4. After weighing the
fleece, write the weight on the tag (as a double check) and post it through the
appropriate hole of the box.
5.
At the end of shearing, opening the lid reveals the range in
fleece weights in the mob.
6.
Work out how many hoggets you need to keep, and work back down
through the compartments with the declining weights until you have the number
you want.
7.
On a nice dry day, bring the hoggets back in, and put a permanent
brass tag in the keepers and mark the rest as culls.

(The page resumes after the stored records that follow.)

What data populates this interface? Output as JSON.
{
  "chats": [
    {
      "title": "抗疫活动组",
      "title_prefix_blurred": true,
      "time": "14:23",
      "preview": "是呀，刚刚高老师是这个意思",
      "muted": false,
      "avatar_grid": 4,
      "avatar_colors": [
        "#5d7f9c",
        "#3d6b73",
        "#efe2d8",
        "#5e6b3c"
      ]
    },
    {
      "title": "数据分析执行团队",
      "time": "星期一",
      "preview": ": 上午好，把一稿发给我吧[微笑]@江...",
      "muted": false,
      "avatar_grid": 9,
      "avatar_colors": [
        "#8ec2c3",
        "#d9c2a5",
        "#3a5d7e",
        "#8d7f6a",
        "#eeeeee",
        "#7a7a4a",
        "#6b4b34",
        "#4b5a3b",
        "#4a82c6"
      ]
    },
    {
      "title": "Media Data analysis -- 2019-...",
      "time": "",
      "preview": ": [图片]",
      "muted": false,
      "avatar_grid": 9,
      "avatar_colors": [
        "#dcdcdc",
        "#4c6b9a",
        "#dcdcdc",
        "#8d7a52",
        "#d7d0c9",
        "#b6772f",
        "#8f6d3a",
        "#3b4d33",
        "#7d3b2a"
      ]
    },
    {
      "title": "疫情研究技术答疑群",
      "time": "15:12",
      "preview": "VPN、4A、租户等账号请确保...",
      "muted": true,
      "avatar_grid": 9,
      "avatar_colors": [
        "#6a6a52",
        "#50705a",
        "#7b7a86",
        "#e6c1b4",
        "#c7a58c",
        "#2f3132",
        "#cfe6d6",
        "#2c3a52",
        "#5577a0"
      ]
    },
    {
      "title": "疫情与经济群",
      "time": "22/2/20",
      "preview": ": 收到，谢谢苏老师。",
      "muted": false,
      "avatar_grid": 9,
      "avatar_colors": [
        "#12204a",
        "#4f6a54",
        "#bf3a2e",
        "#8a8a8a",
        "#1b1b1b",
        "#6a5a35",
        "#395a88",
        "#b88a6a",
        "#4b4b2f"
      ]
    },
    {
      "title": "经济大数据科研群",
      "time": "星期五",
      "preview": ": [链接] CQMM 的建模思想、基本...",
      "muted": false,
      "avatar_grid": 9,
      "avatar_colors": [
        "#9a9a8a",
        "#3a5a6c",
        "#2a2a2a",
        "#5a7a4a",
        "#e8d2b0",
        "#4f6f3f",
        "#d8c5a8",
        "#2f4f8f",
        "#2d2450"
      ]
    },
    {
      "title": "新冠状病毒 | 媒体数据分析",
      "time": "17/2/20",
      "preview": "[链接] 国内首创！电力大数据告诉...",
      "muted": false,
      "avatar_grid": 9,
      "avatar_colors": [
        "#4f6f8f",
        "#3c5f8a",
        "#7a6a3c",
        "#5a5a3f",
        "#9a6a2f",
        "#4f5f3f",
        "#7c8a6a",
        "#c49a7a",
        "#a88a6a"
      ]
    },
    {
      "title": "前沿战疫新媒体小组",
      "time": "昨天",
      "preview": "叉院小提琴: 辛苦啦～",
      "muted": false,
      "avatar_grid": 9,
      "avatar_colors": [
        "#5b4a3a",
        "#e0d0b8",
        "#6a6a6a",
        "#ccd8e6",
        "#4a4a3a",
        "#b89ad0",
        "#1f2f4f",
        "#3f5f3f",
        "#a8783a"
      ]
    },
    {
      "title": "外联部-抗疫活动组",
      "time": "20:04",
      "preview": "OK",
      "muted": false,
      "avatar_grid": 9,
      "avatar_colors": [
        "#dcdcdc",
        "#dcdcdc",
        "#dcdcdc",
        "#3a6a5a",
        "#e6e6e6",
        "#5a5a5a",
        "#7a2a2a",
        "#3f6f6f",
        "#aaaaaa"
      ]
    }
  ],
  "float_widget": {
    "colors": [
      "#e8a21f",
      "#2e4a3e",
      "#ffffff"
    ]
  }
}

This was such a great way to introduce ‘population genetics’ to
farmers through such a simple illustration of what a ‘normal distribution’ or
‘bell curve’ was – and most important of all, how to use this bit of applied
statistics to improve the flock.
This simple box full of Talitags showed farmers that most of the mob (two thirds) was
around the average; the 1/6th culls at the bottom end, and then the special
1/6th hoggets at the top end of the distribution. These top sheep always looked
a picture – so it wasn’t hard to get farmers to give them a permanent tag and
call them ‘the elite group’ or a ‘nucleus group’. Our SBOs went flat out to promote this concept, and that it
was worth paying decent money for Sheeplan rams to put over these top hoggets
to ensure rapid genetic gain.
The concern over the price of tags and the extra work in the
woolshed and office suddenly faded away!